Adversaire résolu des idées modernes, des théories constitutionnelles et de tout ce qui formait alors le programme du parti libéral en Prusse, le député de la Marche combattait avec la même énergie les deux grandes passions nationales de ce parti : la « délivrance » du Slesvig-Holstein et l’unité de l’Allemagne.
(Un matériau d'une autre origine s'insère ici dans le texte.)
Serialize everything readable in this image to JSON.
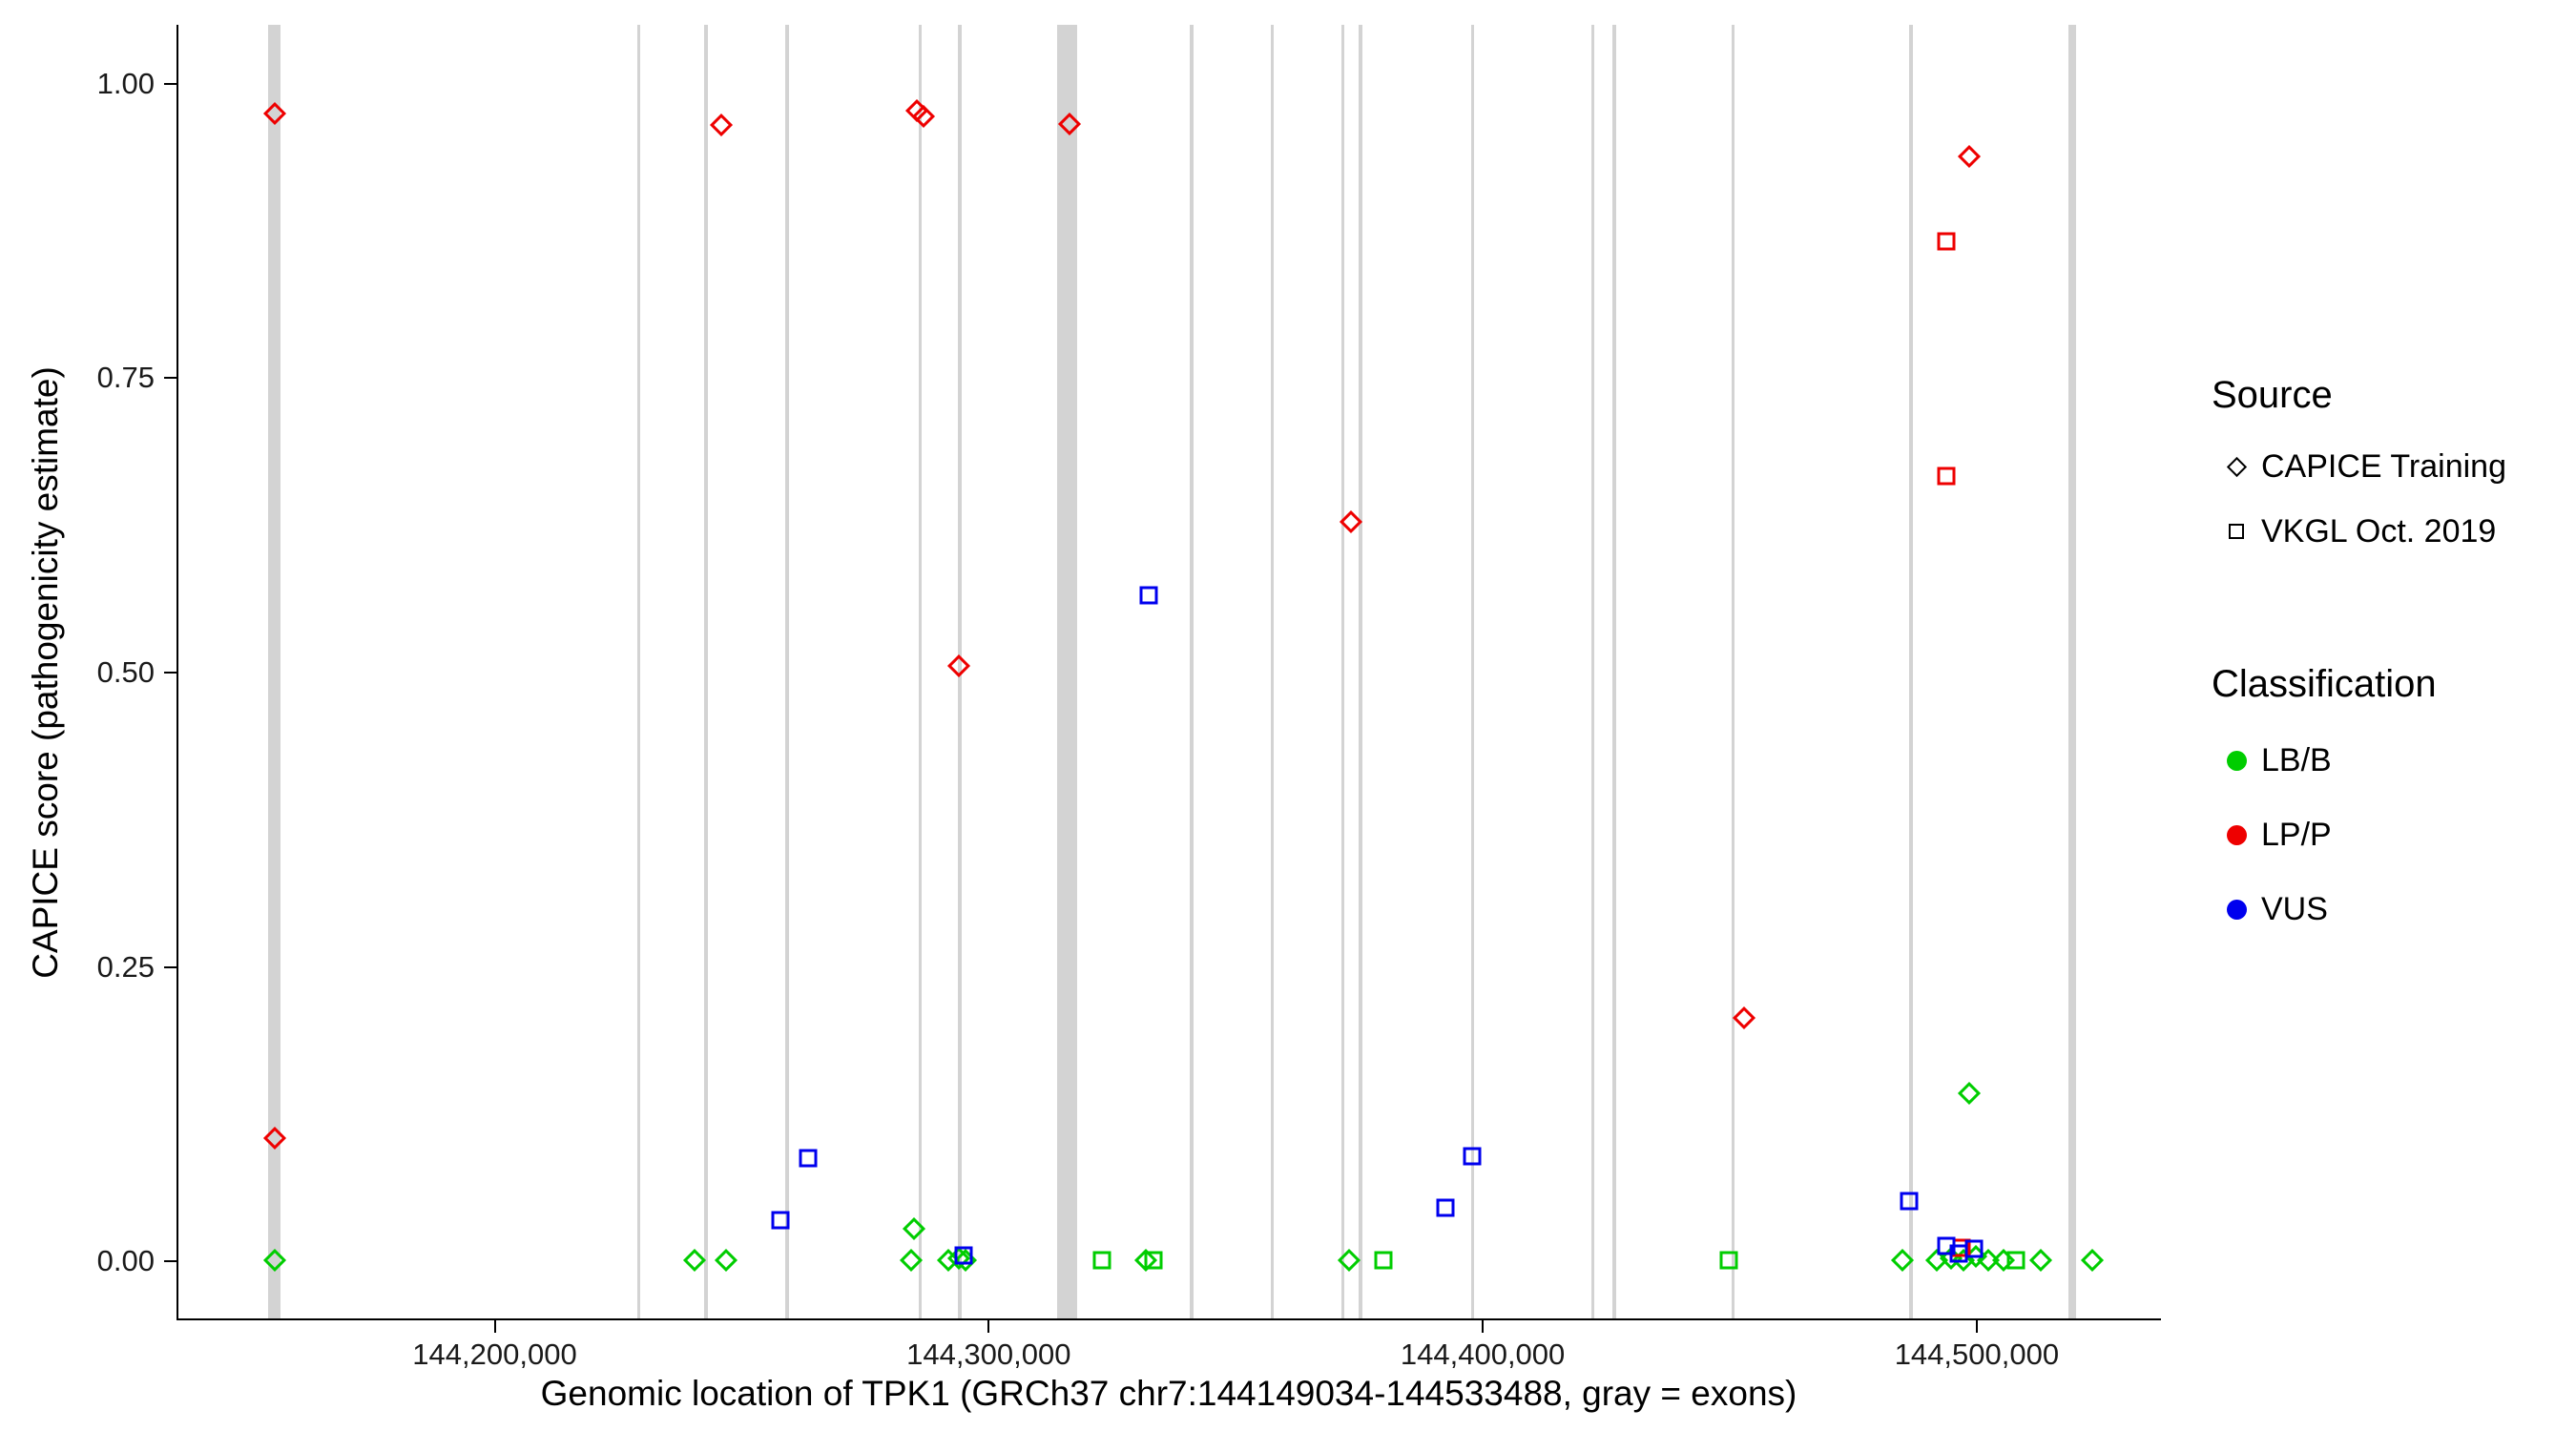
{
  "chart_data": {
    "type": "scatter",
    "title": "",
    "xlabel": "Genomic location of TPK1 (GRCh37 chr7:144149034-144533488, gray = exons)",
    "ylabel": "CAPICE score (pathogenicity estimate)",
    "x_domain": [
      144135600,
      144537300
    ],
    "y_domain": [
      -0.05,
      1.05
    ],
    "grid": "off",
    "legend_position": "right",
    "x_ticks": [
      {
        "value": 144200000,
        "label": "144,200,000"
      },
      {
        "value": 144300000,
        "label": "144,300,000"
      },
      {
        "value": 144400000,
        "label": "144,400,000"
      },
      {
        "value": 144500000,
        "label": "144,500,000"
      }
    ],
    "y_ticks": [
      {
        "value": 0.0,
        "label": "0.00"
      },
      {
        "value": 0.25,
        "label": "0.25"
      },
      {
        "value": 0.5,
        "label": "0.50"
      },
      {
        "value": 0.75,
        "label": "0.75"
      },
      {
        "value": 1.0,
        "label": "1.00"
      }
    ],
    "exon_color": "#d3d3d3",
    "exons": [
      [
        144155000,
        2400
      ],
      [
        144228800,
        700
      ],
      [
        144242400,
        700
      ],
      [
        144258800,
        700
      ],
      [
        144285800,
        700
      ],
      [
        144293800,
        700
      ],
      [
        144315500,
        4000
      ],
      [
        144340700,
        700
      ],
      [
        144357000,
        700
      ],
      [
        144371300,
        700
      ],
      [
        144374900,
        700
      ],
      [
        144397600,
        700
      ],
      [
        144421900,
        700
      ],
      [
        144426300,
        700
      ],
      [
        144450300,
        700
      ],
      [
        144486300,
        700
      ],
      [
        144518900,
        1600
      ]
    ],
    "series": [
      {
        "source": "CAPICE Training",
        "classification": "LP/P",
        "shape": "diamond",
        "color": "#ee0000",
        "points": [
          [
            144155000,
            0.975
          ],
          [
            144155000,
            0.105
          ],
          [
            144245500,
            0.965
          ],
          [
            144285000,
            0.977
          ],
          [
            144286500,
            0.972
          ],
          [
            144316000,
            0.966
          ],
          [
            144293500,
            0.506
          ],
          [
            144373000,
            0.628
          ],
          [
            144452500,
            0.207
          ],
          [
            144498000,
            0.938
          ]
        ]
      },
      {
        "source": "CAPICE Training",
        "classification": "LB/B",
        "shape": "diamond",
        "color": "#00cd00",
        "points": [
          [
            144155000,
            0.001
          ],
          [
            144240000,
            0.001
          ],
          [
            144246500,
            0.001
          ],
          [
            144284500,
            0.028
          ],
          [
            144284000,
            0.001
          ],
          [
            144291500,
            0.001
          ],
          [
            144293500,
            0.003
          ],
          [
            144295000,
            0.001
          ],
          [
            144331500,
            0.001
          ],
          [
            144372500,
            0.001
          ],
          [
            144484500,
            0.001
          ],
          [
            144491500,
            0.001
          ],
          [
            144494500,
            0.003
          ],
          [
            144497000,
            0.001
          ],
          [
            144499500,
            0.004
          ],
          [
            144502000,
            0.001
          ],
          [
            144505000,
            0.001
          ],
          [
            144512500,
            0.001
          ],
          [
            144498000,
            0.143
          ],
          [
            144523000,
            0.001
          ]
        ]
      },
      {
        "source": "VKGL Oct. 2019",
        "classification": "LP/P",
        "shape": "square",
        "color": "#ee0000",
        "points": [
          [
            144493500,
            0.866
          ],
          [
            144493500,
            0.667
          ],
          [
            144496500,
            0.012
          ]
        ]
      },
      {
        "source": "VKGL Oct. 2019",
        "classification": "LB/B",
        "shape": "square",
        "color": "#00cd00",
        "points": [
          [
            144322500,
            0.001
          ],
          [
            144333000,
            0.001
          ],
          [
            144379500,
            0.001
          ],
          [
            144449500,
            0.001
          ],
          [
            144507500,
            0.001
          ]
        ]
      },
      {
        "source": "VKGL Oct. 2019",
        "classification": "VUS",
        "shape": "square",
        "color": "#0000ee",
        "points": [
          [
            144257500,
            0.035
          ],
          [
            144263000,
            0.088
          ],
          [
            144294500,
            0.005
          ],
          [
            144332000,
            0.566
          ],
          [
            144392000,
            0.046
          ],
          [
            144397500,
            0.089
          ],
          [
            144486000,
            0.051
          ],
          [
            144493500,
            0.013
          ],
          [
            144496000,
            0.007
          ],
          [
            144499000,
            0.011
          ]
        ]
      }
    ]
  },
  "legend": {
    "source_title": "Source",
    "source_items": [
      {
        "label": "CAPICE Training",
        "shape": "diamond"
      },
      {
        "label": "VKGL Oct. 2019",
        "shape": "square"
      }
    ],
    "classification_title": "Classification",
    "classification_items": [
      {
        "label": "LB/B",
        "color": "#00cd00"
      },
      {
        "label": "LP/P",
        "color": "#ee0000"
      },
      {
        "label": "VUS",
        "color": "#0000ee"
      }
    ]
  }
}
Il déplorait que « les troupes royales prussiennes fussent allées défendre la révolution dans le Slesvig contre le souverain légitime de ce pays, le roi de Danemark ; » il affirmait qu’on faisait à ce roi une véritable querelle d’Allemand, qu’on lui cherchait noise « à propos de bottes » (um des kaisers bart), et il n’hésitait pas à déclarer, au milieu d’une chambre frémissante, que la guerre provoquée dans les duchés de l’Elbe était Il une entreprise éminemment inique, frivole, désastreuse et révolutionnaire…[2] » Quant à l’unité de l’Allemagne,

  1. Séance de la chambre du 15 novembre 1849. On sait que le chancelier d’Allemagne a dernièrement fait voter une loi qui institue en Prusse le mariage civil. — Du reste aucun des discours qui vont être cités ne se trouve dans le recueil officiel des discours de M. de Bismarck publié à Berlin.
  2. Séance de la chambre du 21 avril 1849. Voyez aussi l’interpellation de M. Temme dans la séance du 17 avril 1863.